A 2005 Supreme Court ruling opened the door for direct-to-consumer sales, but progress has been slow — until recently. Last year, U.S. wineries shipped 3.95 million cases, or 47 million bottles of wine, directly to consumers. Those sales totaled $1.82 billion, up a whopping 15.5 percent from the previous year. Those numbers are from an annual report issued in February by ShipCompliant, a company that helps wineries navigate the morass of state regulations on direct-to-consumer shipping, and Wines & Vines, an industry publication. Direct shipping is now legal in some form or another to customers in 40 states and the District of Columbia.

“It used to be direct consumer sales was the cherry on top of the sundae for wineries in the Napa Valley,” Rex Stults, spokesman for the Napa Valley Vintners, a trade association, told the Napa Valley Register. “Now it’s the ice cream.”

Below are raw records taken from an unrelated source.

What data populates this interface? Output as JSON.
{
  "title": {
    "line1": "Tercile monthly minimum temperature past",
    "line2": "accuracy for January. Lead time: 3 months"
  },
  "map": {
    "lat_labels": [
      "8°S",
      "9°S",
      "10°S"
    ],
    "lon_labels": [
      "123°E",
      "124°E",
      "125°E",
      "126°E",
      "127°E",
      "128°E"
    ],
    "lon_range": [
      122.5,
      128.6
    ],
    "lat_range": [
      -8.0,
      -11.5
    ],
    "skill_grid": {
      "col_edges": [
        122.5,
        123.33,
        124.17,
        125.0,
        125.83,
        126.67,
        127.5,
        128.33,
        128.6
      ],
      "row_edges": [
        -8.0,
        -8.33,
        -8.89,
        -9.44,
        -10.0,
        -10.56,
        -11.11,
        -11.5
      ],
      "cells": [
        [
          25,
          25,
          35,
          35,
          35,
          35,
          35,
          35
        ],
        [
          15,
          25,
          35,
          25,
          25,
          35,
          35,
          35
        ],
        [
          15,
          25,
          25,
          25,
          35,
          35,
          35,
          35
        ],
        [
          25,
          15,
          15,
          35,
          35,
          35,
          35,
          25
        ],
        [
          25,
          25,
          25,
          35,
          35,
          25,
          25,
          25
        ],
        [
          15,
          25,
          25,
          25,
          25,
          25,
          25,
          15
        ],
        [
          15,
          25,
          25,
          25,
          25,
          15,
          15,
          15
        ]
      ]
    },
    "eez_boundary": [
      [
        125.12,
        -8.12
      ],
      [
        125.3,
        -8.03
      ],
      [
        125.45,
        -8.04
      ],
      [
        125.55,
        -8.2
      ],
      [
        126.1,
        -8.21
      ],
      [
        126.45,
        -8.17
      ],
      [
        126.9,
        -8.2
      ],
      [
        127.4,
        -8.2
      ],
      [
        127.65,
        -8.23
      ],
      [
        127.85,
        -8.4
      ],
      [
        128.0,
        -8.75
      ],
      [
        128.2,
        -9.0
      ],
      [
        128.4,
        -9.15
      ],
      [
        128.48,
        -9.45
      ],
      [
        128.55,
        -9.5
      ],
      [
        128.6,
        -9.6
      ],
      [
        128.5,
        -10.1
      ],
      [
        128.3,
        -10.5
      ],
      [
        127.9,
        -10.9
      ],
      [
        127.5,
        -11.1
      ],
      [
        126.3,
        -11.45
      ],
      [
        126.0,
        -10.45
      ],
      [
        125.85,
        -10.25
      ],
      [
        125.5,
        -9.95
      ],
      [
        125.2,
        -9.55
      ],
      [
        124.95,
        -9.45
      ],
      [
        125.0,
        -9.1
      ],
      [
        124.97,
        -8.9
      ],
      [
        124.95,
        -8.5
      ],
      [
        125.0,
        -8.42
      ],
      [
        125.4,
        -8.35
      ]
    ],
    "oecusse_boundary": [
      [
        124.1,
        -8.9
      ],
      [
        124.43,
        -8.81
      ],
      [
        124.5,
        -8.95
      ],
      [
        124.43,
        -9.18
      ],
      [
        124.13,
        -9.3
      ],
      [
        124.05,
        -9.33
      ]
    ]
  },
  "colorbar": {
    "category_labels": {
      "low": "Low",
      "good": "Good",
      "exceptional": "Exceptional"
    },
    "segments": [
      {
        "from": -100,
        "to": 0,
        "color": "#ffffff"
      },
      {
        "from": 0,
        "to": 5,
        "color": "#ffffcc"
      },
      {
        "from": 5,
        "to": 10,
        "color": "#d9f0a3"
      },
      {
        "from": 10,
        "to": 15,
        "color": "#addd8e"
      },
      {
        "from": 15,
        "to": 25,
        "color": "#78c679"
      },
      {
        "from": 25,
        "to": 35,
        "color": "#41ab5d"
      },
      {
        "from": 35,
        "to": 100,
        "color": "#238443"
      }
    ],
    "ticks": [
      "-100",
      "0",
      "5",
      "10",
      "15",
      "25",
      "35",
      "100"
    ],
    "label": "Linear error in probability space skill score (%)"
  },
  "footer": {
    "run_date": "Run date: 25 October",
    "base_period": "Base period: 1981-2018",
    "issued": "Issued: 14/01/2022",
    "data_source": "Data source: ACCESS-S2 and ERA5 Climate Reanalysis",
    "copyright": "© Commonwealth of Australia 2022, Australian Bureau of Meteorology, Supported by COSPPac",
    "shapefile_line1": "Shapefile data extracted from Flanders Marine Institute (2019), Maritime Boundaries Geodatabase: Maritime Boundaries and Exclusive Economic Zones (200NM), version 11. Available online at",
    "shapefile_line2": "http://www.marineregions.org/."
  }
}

Stults wasn’t so hungry when I contacted him a few days later. “We have an hourglass situation, with producers and importers at the top putting more wines in the market

and consumer demand expanding at the bottom,” he said. “But the middle — the wholesaler tier — is constricted, so it’s difficult for that production at the top to filter through to its market.”

Napa Valley Vintners has 510 member wineries, and 78 percent of those produce fewer than 10,000 cases a year, Stults explained. “These are the wineries harmed by the constraints in the wholesale market,” he said. “They rely on direct shipping.”  

Steve Gross, vice president of the Wine Institute, the California-wide trade association, agrees. “Direct contact with people who visit your winery is such a great brand-building tool,” he said. “We would hate to have legislatures take that away.”

Yet some wineries are bumping up against limits set in their county-issued use permits on the number of visitors they can welcome each year. They want to raise those limits to increase sales.

“I can predict five years of sales based on our mailing list,” said Colin MacPhail, general manager of Larkmead Vineyards in Calistoga. That dedicated customer base proved helpful in the 2011 vintage, when an unusually rainy season kept yields low, he said.

The three-tier system of alcoholic beverage distribution will be around for a while longer. But the direct-to-consumer channel is here to stay and is growing in importance each year. It has entwined itself, like a vine tendril on a trellis wire, into the essence of the wine industry.